Я вынул записную книжку, достал из кармана авторучку.

– В газету? – испугалась старушонка. – Зачем же в газету? Чай, мы не злодеи какие, работаем весь век, пенсию получаем по закону. Вы зайдите к нам, заходите, чего тут сидеть! Я и грамоты покажу – ему больше дюжины грамот дали, у меня тоже есть и грамоты и медаль.

– Пойдем, – сказал Гуляев, – поглядишь, как я живу. Потом в свой клеветон вставишь.

В доме, с прогнувшейся маткой и скрипящими скоблеными половицами, было чисто и бедновато.

Правда, в углу под иконами стояла гармонь, а рядом шкаф с книгами, но этим и исчерпывалось движимое имущество Гуляева. Стол был тоже скобленый, табуретки самодельные, вдоль стены стояла длинная старая скамейка, в углу – сундук.

Старушонка застелила стол клеенкой, принесла хлеб и блюдо соленых помидоров, поставила графин с бражкой, похожей на квас.

– Она слабенькая, – сказал Гуляев. – Я меду в нее добавил.

Бражка была ароматной, вкусной. Гуляев наливал себе в стакан, а мне, как гостю, дал пол-литровую кружку. Старушонка – звали ее Матреной Дмитриевной – тоже пила из рюмочки и все время нахваливала своего хозяина. Видно, хотела загладить недавнюю промашку.

– Он ведь и мастер на все руки, и не пьяница, как другие, это он к празднику наварил, и дом новый собирается поставить. Давно уж, правда, собирается, до войны еще хотел, да ведь денежки нужны немалые.

– Поставим, Матреша, поставим, – улыбался Гуляев. – Я тебе такие хоромы отгрохаю, как у барина Буркова. – И подливал мне в кружку: – Пей, это ведь квасок.

Мы выпили весь трехлитровый графин. Гуляев хотел налить еще, но я отказался, и он достал четвертушку медовой настойки – «на дорожку посошок». Душистый такой «посошок», сладкий, нельзя не выпить. И Гуляев казался радушным и добрым человеком.

Он проводил меня до калитки, просил заезжать в любое время и хохотал, глядя, как его петух с железными шпорами лупит большого и жирного куркульского кочета.

– Ах, молодец! Вот молодчина – только перья летят! Ах, злодей!

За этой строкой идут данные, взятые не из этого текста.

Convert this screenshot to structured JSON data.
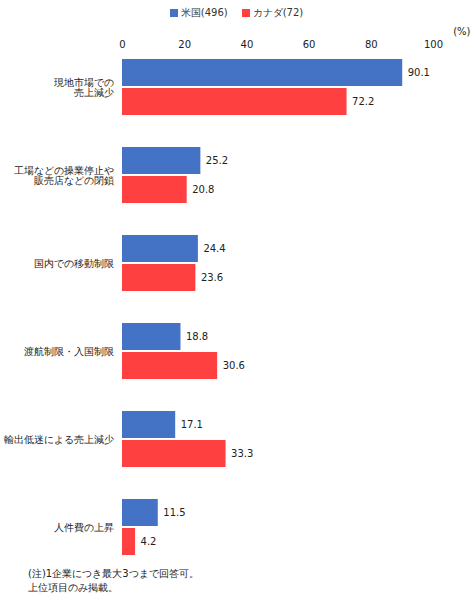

Под эти радостные возгласы я шел сельской улицей, счастливый от знакомства с Гуляевым, мечтал о своей статье и... пел песни. Говорят, что песни были веселые  и шел я прямо, не качаясь, но я этого не помню. И как участковый милиционер отобрал у меня мотоцикл, на котором я катал по селу ребятишек, не помню, и что говорил по телефону из сельсовета своему редактору, и когда меня уложили спать на председательском диване, – ничего не помню. Сознание отключилось как-то незаметно и сразу, хотя я долго продолжал еще двигаться, говорить, действовать...

– Вот ты и познакомился с Гуляевым, – сказал на другой день редактор, подписывая приказ, в котором мне был объявлен строгий выговор. – За мотоциклом надо теперь посылать другого сотрудника, а в милиции клянчить твои водительские права. Я же говорил, что задание серьезное и ответственное. И статья твоя не пойдет, дадим за подписью селькора: ты потерял моральное право на критику.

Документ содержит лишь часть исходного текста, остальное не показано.